Der Hauptgrund, warum ich Spiele gezielt bei Steam kauf, ist der das die lästige schererei mit der Spiele-DVD entfällt! DVD einlegen nervt und will ich ein Spiel wieder Installieren, muss ich lediglich ein knopf in der Steam-Bibliothek drücken. Nach der DVD zu kramen, installieren, Serial-Eingeben, patchen entfällt.
Ich weiß nicht ob Steam zusätzlich dafür sorgt/sich bemüht das sämtliche Spiele immer auf dem Aktuellsten BS läuft, wahrscheinlich schon?!

Steam ist gleich in mehreren Punkten bequemer!


----------



## Suebafux (8. April 2014)

Da hast du natürlich recht.
Es gibt zwar wenige Spiele bei Steam die nicht auf jedem BS laufen, dann steht es aber dabei.

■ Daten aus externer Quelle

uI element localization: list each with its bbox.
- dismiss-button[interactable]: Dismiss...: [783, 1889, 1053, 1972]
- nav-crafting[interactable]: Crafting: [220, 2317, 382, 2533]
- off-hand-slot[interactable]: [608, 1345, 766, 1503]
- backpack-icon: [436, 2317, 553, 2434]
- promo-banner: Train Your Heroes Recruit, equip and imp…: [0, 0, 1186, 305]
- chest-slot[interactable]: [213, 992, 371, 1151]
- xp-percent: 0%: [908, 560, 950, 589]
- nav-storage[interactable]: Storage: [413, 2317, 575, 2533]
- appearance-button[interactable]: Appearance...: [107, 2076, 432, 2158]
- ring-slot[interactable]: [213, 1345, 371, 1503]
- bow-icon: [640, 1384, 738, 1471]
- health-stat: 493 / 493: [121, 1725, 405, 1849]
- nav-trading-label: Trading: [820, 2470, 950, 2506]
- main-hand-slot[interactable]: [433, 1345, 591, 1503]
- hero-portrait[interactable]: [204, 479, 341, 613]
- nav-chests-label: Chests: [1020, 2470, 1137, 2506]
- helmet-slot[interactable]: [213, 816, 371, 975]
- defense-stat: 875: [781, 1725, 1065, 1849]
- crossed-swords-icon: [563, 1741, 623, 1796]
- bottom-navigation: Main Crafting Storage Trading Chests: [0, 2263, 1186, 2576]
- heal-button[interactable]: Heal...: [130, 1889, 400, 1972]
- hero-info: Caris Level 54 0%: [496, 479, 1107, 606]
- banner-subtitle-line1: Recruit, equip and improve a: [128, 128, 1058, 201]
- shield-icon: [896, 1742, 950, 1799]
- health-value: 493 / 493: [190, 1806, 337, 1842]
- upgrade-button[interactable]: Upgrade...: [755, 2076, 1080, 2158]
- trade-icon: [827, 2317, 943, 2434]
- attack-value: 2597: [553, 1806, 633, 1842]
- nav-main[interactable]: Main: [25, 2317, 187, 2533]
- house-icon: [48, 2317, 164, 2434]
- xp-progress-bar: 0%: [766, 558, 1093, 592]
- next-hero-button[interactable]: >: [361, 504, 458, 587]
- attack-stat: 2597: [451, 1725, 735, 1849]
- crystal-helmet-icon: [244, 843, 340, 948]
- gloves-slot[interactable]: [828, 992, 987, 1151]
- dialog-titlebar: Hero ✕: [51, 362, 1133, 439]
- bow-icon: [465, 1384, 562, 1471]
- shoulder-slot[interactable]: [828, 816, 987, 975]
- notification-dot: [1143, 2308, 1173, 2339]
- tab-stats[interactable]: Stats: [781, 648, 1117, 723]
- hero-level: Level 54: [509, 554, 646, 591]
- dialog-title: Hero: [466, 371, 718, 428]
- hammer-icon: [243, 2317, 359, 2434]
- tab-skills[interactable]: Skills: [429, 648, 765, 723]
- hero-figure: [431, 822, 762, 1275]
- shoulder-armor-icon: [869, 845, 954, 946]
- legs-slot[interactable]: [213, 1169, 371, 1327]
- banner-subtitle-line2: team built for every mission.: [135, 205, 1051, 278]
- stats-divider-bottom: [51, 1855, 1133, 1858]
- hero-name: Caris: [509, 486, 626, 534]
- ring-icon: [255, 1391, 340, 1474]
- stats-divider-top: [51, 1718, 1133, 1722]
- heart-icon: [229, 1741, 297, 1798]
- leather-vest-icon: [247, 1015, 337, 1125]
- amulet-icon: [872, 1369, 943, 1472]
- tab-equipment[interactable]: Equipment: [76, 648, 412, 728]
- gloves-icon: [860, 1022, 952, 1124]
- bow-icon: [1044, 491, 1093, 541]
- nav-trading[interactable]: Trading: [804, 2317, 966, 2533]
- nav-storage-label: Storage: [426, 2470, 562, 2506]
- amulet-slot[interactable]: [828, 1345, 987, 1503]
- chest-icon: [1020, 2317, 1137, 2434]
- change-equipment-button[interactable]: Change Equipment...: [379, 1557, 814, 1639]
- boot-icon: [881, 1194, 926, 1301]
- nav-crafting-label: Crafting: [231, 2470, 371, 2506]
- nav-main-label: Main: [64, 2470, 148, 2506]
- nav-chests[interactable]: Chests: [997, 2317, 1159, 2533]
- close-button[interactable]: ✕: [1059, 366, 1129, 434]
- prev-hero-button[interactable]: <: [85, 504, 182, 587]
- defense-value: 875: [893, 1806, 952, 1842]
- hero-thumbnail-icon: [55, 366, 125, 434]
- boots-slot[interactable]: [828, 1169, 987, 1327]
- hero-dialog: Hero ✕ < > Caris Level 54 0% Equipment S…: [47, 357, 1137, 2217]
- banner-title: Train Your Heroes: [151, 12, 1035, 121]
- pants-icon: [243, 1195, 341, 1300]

Das suchen ach der CD/DVD... als Sammler (hab in Zeiten PS1 damit begonnen) hatte ich immer Wert darauf gelegt eine richtige Box+Datenträger, Heftchen usw... zu haben.
Jetzt sind gut 2 Bücherregale gefüllt aber wenn es mich überkommt wieder mal 'xy' zu spielen ist der Aufwand - wie du sagst - insg. doch etwas hoch (auch wenn es praktisch jeden Patch irgend wo zu laden gibt).
Mittlerweile schaue ich vorher bei Steam rein, suche ob sie das besagte alte Spiel haben und wenn nicht überteuert wird gekauft.
Ist ja schon einiges neu aufgelegt und an neuere HW angepasst, so erspare ich mir alte Win98/XP... auf Win 7 64bit doch noch irgend wie zum laufen zu bringen. (Baldur's Gate war so etwas, klar mit etwas googeln und Tricks wäre es auch ohne gegangen)


----------